Dear Reader,
As we observe another Gandhi Jayanti, the question to ask is: Do we still evoke and draw on the Father of The Nation in many splendoured ways?
In the early 1920s, people – largely peasants – from more than 50 villages in Mulshi taluka in what is today Maharashtra waged a nearly four-year struggle against a dam at the confluence of the Mula and Nila rivers. Historians believe that this was the first anti-dam movement in world history — the late social scientist Rajendra Vora’s fascinating monograph on the protest bears this name. In asserting their rights against eviction, the people of Mulshi called themselves, “satyagrahis”. The inspiration they drew from the Gandhi-led freedom struggle, unfolding in other parts of the country, was writ large – in fact, many participants were part of the Congress party and tied to its dynamics.

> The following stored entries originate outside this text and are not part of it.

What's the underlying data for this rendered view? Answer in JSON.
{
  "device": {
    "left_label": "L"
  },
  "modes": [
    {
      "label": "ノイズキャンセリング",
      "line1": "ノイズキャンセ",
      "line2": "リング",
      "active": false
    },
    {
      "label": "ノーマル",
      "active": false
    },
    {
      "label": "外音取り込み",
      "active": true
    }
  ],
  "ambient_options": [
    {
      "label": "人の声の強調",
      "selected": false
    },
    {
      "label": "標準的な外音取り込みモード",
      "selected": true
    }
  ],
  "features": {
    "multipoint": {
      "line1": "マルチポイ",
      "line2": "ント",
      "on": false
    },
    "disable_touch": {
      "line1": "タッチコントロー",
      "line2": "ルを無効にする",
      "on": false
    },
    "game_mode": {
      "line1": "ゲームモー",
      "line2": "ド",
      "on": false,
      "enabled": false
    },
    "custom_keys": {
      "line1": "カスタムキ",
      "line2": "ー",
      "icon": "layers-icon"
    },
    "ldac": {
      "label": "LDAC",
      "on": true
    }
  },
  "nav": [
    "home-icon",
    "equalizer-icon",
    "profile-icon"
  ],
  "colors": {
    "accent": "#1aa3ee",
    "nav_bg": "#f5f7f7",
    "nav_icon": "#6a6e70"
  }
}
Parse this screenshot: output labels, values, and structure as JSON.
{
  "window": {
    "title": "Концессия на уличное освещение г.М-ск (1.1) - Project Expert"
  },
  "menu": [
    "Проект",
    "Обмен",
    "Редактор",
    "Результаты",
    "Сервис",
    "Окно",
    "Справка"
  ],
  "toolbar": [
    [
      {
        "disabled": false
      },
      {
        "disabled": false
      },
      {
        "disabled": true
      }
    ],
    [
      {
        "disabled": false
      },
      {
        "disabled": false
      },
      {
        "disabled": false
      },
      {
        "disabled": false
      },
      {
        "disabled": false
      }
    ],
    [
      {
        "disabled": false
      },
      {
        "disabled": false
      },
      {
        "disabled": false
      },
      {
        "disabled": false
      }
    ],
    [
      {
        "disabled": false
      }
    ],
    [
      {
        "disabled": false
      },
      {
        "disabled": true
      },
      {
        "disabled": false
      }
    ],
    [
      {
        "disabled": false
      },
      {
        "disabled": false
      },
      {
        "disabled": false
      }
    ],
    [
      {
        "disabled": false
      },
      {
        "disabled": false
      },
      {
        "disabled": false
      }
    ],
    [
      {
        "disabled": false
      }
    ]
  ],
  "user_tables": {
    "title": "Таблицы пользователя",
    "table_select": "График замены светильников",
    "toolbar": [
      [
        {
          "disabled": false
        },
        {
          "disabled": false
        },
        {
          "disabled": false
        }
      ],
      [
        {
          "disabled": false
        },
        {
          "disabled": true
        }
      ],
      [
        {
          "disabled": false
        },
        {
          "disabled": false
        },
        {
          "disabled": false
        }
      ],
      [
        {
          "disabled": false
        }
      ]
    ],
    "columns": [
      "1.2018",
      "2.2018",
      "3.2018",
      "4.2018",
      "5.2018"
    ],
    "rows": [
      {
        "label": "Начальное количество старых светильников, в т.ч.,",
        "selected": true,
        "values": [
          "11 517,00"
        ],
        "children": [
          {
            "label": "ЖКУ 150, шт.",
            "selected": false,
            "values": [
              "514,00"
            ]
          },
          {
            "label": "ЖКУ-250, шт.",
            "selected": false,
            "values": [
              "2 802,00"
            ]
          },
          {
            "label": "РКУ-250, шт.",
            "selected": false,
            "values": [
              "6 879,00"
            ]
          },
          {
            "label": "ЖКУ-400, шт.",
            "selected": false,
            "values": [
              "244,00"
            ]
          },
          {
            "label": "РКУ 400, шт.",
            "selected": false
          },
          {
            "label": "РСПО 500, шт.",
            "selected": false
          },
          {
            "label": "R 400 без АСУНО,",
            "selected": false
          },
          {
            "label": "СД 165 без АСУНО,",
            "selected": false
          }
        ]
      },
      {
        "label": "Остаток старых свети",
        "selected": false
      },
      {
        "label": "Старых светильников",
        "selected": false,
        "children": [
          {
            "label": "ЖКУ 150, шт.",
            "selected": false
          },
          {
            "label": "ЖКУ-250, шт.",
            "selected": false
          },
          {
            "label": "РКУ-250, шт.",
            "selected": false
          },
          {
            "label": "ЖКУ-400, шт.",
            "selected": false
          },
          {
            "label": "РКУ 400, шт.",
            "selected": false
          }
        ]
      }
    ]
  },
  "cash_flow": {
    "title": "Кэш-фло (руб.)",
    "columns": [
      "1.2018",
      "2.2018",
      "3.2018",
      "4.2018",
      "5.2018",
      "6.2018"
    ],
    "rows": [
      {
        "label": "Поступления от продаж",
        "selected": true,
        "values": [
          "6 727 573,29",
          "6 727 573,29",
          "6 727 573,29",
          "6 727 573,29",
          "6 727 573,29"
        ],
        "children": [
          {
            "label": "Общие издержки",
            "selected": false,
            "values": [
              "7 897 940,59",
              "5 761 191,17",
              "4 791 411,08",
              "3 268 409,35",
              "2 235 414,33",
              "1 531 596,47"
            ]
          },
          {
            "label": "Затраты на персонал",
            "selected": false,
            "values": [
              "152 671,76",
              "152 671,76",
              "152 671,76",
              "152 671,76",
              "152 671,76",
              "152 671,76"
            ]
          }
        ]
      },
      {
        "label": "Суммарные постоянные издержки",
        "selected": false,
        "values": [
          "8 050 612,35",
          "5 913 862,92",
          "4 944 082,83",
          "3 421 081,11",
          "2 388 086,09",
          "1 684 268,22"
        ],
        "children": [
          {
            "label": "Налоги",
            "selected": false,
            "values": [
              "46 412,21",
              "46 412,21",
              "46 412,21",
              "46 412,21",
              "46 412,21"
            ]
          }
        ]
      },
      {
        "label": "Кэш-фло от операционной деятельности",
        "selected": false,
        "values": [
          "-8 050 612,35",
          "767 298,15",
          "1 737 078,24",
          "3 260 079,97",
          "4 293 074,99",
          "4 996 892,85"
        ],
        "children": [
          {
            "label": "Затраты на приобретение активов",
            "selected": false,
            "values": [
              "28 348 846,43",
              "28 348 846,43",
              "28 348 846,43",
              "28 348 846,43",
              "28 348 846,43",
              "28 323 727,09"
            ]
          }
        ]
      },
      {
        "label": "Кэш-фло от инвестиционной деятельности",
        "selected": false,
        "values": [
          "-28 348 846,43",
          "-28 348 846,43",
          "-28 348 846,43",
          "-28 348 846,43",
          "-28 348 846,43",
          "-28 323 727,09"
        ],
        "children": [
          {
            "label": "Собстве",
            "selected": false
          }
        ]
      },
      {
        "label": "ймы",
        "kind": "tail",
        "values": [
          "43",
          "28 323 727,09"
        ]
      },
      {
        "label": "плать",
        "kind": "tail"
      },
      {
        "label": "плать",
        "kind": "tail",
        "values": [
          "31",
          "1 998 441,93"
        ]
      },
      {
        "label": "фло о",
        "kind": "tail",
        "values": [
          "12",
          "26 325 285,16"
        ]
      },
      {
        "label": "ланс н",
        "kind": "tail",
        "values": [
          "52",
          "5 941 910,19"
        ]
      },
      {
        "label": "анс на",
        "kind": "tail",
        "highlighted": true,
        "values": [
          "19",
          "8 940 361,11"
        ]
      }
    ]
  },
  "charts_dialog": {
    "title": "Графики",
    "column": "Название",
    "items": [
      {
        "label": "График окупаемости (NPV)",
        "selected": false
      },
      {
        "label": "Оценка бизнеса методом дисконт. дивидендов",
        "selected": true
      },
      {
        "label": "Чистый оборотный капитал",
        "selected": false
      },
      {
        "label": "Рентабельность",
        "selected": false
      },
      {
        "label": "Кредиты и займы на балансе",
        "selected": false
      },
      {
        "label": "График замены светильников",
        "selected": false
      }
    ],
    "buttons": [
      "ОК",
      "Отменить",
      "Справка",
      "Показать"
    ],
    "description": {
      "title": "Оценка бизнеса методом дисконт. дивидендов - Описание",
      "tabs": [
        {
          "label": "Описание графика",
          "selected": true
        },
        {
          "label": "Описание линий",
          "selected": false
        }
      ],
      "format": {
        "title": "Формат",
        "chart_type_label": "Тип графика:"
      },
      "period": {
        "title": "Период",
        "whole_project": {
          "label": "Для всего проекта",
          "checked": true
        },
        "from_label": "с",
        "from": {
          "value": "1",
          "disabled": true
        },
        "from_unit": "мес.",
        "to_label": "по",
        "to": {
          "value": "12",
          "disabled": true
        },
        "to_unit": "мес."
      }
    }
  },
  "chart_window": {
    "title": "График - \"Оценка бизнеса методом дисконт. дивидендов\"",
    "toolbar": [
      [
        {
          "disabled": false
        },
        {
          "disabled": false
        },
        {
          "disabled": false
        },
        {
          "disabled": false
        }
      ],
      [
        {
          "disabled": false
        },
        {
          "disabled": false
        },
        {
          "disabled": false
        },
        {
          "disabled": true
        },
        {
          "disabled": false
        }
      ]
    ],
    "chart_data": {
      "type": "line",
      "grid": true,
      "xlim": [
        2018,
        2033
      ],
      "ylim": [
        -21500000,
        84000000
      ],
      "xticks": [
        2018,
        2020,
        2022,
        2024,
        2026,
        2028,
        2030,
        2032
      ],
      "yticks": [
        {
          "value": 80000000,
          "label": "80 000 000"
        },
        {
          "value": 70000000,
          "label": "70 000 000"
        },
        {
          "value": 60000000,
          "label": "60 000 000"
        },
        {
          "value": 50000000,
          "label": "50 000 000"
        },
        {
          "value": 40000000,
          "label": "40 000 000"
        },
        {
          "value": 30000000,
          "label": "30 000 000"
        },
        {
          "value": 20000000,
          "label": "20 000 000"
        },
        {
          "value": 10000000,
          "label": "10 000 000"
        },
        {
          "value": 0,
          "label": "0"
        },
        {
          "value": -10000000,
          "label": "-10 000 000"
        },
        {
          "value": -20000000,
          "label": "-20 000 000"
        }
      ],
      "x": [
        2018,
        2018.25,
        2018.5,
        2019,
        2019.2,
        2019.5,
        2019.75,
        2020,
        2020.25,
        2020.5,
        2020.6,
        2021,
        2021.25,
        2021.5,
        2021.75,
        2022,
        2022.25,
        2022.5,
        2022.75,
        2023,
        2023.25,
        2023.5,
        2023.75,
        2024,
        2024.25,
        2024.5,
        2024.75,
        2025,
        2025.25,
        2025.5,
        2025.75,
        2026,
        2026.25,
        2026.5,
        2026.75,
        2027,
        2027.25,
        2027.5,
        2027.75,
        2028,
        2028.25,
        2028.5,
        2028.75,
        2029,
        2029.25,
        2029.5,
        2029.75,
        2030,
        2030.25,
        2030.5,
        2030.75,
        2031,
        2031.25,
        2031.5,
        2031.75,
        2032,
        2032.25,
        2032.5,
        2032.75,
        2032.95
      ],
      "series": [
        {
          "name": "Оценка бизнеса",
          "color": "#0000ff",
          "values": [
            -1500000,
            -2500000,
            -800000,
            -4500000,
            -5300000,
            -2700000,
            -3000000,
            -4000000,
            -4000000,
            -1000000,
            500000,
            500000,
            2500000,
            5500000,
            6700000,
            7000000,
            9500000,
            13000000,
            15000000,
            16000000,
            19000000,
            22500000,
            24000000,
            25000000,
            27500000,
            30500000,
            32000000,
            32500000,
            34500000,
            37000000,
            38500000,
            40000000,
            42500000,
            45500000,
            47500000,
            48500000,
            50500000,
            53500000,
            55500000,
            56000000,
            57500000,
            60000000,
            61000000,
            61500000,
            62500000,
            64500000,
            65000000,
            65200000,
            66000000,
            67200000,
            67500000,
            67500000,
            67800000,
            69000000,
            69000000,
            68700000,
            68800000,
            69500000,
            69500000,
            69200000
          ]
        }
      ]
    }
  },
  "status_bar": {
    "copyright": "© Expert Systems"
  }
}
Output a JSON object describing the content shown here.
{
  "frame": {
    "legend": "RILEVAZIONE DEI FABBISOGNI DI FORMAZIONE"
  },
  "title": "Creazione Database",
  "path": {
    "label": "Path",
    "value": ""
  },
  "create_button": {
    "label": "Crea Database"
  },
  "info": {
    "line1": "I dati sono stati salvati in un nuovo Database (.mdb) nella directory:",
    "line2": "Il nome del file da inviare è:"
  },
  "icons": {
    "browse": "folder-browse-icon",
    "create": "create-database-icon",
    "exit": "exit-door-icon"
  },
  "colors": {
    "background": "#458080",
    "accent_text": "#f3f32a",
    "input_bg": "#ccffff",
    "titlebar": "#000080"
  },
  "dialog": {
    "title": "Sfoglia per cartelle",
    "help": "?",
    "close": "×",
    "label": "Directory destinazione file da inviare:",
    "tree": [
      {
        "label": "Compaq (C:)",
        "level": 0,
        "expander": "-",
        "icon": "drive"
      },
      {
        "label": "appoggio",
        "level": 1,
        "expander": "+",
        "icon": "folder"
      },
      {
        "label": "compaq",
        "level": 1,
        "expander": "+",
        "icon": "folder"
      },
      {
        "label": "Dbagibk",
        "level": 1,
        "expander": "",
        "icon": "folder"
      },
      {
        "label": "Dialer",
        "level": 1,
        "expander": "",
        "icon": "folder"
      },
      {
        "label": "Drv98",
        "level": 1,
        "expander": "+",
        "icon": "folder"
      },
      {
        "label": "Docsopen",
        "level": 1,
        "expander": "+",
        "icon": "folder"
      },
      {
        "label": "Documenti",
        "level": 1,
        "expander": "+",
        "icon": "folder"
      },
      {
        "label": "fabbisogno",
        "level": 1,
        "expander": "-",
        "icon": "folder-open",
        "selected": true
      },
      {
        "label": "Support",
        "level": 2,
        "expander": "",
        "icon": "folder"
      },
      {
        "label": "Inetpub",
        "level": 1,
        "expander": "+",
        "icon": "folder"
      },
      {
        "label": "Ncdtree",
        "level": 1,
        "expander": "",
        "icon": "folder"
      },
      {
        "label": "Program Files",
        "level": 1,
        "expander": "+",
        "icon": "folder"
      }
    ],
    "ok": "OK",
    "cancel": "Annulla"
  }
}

Yet, as Vora’s account shows, the attitude of the Mahatma towards the agitation in Mulshi was ambivalent. In the early days of the movement, Gandhi gave it his blessing, called it a battle for truth. But he was soon advising restraint, asking the protestors to compromise and accept the compensation. Many did. But Senapati Bapat, their leader, fought on, turning the non-violent movement into a “violent satyagraha”.
Bapat was imprisoned. He never became a member of a political party. But Bapat is still known as amongst the early socialists of the country – amongst the numerous who have, in colonial and post-Independent India, drawn inspiration from the Mahatma, yet arrived at interpretations that are not necessarily textbook Gandhi.
There is, of course, the official Gandhi. Arguably, one of the greatest anti-statists in the world, he has become a major talisman of post-Independence governments – beginning from the Nehruvian regime to the current Narendra Modi-led government. His face adorns currency notes – including those that get demonetised.
He lends his name to government programmes and is said to be the moving force behind some, the Swachch Bharat Abhiyan for instance. Stadiums and housing enclaves announce their association with him and foreign dignitaries do not leave the country’s shores without presenting their votive offerings at the Mahatma’s resting place.
And then there are those, not in office, but, as historian David Hardiman writes, “they invoke Gandhi in symbolic ways with padyatras, processions and the like”.
There is, however, also a Gandhi outside the trappings of the state and governments – whose ability to inspire, perhaps, cannot be reduced to what he said or wrote. Some of Gandhi’s successors battle racial superiority, some are at the forefront of the struggle for human rights and dignity, others want to cleanse systemic corruption, nuclear disarmament is the credo of some. Gandhi is sometimes the messiah of anti-technologists and yet even cyber scientists are moved by him.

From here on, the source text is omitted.